I have wanted one of your kind for eons, Ariana Altvie. Staphylogenes stares at me with those bright golden eyes. Though those orbs scald me from the darkness, they are haunted. As is its voice, as it sings to me through my endless Night.
Because it does sing. Somehow Staphylogenes’ voice is timbre and music, the very vibration and flow of the universe as it speaks to me now, unhindered. Though the Dark Fae Sages are great, even they cannot keep the Gold Eyes from contacting one it has Made, especially when that person was so young and malleable at the time.

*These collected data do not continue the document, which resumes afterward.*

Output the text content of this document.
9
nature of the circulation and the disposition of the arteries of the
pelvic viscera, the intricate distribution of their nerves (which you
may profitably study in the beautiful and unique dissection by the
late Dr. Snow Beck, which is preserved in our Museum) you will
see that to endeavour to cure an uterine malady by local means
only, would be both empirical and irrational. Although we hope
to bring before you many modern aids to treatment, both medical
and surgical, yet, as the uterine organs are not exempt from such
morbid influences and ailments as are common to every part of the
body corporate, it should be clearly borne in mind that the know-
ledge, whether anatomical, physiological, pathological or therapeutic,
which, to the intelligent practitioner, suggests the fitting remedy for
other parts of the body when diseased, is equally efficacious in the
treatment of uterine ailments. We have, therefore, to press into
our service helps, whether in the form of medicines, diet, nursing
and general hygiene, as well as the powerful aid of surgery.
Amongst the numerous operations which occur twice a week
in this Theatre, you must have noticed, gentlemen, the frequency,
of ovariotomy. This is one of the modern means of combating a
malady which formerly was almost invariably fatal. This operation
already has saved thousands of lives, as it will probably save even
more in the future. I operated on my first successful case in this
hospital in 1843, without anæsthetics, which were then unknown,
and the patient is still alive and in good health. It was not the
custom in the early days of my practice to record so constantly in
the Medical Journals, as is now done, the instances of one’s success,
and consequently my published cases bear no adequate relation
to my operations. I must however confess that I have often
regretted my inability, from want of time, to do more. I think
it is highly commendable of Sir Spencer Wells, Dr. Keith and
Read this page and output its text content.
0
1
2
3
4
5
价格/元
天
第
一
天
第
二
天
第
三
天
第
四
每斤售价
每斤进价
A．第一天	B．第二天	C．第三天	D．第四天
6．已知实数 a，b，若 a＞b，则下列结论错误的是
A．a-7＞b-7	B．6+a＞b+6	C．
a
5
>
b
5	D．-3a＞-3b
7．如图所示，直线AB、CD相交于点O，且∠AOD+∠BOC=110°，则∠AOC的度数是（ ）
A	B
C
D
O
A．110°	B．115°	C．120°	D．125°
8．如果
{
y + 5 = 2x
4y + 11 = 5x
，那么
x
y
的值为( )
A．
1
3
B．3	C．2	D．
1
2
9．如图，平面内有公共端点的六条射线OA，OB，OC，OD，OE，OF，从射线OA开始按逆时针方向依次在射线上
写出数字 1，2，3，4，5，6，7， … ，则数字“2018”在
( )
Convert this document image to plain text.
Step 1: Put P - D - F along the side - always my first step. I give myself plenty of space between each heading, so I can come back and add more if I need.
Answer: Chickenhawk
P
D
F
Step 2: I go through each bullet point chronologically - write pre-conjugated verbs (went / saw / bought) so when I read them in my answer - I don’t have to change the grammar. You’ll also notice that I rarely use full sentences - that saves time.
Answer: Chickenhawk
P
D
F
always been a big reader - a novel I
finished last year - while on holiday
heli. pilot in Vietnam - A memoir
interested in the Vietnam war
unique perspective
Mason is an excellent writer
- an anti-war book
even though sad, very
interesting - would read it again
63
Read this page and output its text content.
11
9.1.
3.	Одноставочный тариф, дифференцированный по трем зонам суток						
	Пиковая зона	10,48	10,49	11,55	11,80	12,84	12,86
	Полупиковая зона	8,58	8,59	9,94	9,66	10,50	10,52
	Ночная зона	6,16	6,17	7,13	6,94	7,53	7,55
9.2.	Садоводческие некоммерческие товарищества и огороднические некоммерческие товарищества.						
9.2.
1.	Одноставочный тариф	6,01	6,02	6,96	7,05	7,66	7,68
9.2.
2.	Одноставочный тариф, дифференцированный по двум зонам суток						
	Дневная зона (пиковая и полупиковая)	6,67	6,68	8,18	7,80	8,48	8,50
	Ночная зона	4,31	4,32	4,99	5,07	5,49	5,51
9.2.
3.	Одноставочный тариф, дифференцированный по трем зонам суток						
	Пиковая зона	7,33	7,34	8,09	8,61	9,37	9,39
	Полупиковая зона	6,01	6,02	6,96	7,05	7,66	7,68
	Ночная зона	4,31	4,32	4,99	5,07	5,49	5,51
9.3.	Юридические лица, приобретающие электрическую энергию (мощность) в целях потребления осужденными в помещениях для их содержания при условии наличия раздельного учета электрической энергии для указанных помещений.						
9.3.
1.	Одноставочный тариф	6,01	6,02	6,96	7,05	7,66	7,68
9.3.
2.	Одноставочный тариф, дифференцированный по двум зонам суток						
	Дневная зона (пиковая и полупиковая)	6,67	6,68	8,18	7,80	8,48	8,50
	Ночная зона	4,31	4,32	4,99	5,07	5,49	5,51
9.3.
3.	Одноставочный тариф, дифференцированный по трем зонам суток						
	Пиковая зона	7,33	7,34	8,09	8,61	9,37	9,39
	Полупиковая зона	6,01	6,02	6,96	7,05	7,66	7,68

I was its perfect choice, a one-day-old lump of flesh and magic it could court to its will, to change its destiny, somehow. Because only I have the House of Shadow Truth in my veins; only I have the power of truth-telling and truth-finding deep inside me. For some reason, that power is valuable to the Gold Eyes as it stares at me now.
Valuable when balanced with Quinn and Lucca in a trio beside me.